Tomorrow never knows...

Tomorrow never knows...
It is not dying, it is not dying.

domingo, 23 de maio de 2010

On fire.

Morda meus lábios sem medo de me machucar. Puxe meus cabelos e movimente minha nuca como bem entender. Ofegue baixinho no meu ouvido demonstrando o que quer. Morda meu lóbulo direito suavemente e não pare de mexer suas mãos, elas sabem aonde ir.
Corpos colados em um sofá marrom gasto. E os lábios movimentando-se com vontade. Sorrindo a cada novo movimento, cada surpresa.

Já é hora de levantar e ir a um lugar mais confortável, onde as roupas caiam e as pernas possam se entrelaçar sem trapalhadas. Sempre existe um colchão esperando em algum lugar. E o corredor recebe as roupas sem problema nenhum, como se ali fosse mesmo o lugar delas.
Uma dupla esguia indo e vindo, sem medo de pensar no amanhã. Porque o amanhã nem existe. É tudo invenção.
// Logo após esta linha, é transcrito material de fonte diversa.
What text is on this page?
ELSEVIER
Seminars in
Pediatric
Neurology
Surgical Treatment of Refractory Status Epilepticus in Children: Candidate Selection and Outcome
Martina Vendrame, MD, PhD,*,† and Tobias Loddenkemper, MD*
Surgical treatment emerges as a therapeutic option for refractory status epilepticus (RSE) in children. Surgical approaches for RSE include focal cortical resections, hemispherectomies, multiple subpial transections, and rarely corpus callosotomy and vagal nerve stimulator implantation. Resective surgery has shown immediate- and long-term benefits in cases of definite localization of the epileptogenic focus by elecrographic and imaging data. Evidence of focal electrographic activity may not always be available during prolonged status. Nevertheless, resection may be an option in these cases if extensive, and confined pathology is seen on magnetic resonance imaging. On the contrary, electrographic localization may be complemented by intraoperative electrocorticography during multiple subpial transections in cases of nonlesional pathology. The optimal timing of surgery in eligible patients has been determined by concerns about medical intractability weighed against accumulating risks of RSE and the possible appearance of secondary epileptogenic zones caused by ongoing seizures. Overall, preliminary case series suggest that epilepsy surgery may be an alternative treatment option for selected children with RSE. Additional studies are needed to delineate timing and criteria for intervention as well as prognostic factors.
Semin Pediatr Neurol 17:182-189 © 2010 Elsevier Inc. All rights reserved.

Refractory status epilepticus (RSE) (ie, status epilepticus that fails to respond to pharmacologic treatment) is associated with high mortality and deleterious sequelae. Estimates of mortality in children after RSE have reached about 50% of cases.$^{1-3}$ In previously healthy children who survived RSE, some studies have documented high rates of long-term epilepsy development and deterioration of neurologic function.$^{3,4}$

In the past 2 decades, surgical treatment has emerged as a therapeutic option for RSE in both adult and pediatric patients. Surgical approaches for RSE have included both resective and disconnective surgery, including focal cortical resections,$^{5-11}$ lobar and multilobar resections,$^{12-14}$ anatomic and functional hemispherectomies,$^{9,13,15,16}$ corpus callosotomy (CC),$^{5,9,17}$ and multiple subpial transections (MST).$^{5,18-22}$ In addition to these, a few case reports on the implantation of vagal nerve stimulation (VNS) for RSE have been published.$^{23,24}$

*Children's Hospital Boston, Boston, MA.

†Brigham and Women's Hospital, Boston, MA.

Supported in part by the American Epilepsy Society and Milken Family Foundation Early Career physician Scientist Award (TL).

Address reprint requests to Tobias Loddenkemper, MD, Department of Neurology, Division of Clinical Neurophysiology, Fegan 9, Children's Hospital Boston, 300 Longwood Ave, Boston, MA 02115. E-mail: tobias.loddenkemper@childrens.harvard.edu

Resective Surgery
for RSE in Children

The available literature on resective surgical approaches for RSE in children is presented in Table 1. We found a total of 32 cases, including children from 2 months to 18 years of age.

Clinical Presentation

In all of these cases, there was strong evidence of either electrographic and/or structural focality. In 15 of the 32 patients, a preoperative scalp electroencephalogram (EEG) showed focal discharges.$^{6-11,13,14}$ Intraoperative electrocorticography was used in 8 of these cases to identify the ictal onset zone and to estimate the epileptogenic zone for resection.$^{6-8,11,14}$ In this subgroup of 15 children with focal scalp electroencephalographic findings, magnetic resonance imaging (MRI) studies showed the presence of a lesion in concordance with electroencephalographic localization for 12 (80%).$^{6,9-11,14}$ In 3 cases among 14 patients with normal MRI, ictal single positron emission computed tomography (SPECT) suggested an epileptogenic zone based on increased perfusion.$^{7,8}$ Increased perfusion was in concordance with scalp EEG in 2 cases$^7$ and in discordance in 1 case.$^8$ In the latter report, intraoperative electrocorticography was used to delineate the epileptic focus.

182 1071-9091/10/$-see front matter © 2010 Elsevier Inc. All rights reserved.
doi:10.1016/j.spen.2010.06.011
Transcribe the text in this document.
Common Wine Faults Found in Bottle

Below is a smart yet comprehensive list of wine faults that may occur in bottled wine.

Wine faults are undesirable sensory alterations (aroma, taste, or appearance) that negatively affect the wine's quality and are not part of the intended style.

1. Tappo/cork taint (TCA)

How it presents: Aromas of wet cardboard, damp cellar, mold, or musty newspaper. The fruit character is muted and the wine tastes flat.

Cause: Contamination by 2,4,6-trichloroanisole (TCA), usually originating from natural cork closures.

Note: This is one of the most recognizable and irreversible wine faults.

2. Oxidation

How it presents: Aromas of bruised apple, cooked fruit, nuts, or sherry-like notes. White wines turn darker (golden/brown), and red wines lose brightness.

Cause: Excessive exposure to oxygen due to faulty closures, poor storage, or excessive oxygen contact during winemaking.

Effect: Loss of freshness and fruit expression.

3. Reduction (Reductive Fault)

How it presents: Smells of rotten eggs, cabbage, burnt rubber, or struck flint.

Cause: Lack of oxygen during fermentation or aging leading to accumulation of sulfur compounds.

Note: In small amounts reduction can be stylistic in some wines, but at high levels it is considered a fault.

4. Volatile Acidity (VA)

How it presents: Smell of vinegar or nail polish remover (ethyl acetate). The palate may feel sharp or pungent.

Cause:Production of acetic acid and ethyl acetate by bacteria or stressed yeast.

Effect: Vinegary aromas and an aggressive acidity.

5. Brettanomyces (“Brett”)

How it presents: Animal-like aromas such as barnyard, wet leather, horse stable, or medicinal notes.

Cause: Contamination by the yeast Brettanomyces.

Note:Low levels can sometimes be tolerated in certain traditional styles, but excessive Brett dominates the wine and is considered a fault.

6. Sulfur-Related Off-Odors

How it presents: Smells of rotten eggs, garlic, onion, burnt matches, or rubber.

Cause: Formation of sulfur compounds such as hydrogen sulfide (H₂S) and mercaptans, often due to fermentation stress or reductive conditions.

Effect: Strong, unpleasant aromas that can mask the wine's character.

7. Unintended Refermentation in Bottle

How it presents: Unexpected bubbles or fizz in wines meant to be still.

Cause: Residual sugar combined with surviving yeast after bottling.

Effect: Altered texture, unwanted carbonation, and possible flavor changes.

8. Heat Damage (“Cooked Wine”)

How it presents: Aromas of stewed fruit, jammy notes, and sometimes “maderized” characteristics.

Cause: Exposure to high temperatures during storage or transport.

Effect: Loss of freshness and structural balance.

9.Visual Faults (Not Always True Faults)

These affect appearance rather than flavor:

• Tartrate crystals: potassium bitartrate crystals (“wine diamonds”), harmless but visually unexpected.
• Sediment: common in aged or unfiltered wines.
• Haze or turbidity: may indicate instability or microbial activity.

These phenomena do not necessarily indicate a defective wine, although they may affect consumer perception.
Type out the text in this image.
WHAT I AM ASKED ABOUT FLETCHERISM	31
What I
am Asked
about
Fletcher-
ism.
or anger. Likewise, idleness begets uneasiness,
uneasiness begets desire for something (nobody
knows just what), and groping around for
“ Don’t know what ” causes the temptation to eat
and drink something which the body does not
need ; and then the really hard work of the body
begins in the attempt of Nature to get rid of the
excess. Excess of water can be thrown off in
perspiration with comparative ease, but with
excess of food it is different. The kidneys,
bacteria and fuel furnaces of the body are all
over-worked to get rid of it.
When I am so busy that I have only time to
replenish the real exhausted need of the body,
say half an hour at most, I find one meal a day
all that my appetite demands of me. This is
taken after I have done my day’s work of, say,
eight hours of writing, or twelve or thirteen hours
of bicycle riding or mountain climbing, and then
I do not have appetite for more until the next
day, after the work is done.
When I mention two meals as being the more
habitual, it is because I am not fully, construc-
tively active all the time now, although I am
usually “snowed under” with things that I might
O que existe é o hoje, o agora. O amanhã é outra história.

Corpos colados em uma cama. Corpos colados um no outro, cansados, porém insaciáveis. Corpos suados clamando por prazer e exalando no mínimo, emoção. Pode não ser paixão e nem amor, mas emoção é. Os corações quase param e aceleram de repente. E nunca cessam. As posições vão mudando até que quando encontram o momento do ápice, desmontam.
Já é hora de olhar um para o outro e sorrir. Conversar, fumar um cigarro, tomar um drink ou um café, quem sabe. Se o cansaço for muito é virar e dormir. Mas eu prefiro pensar que é hora de levantar e tomar um banho, para fazer tudo de novo.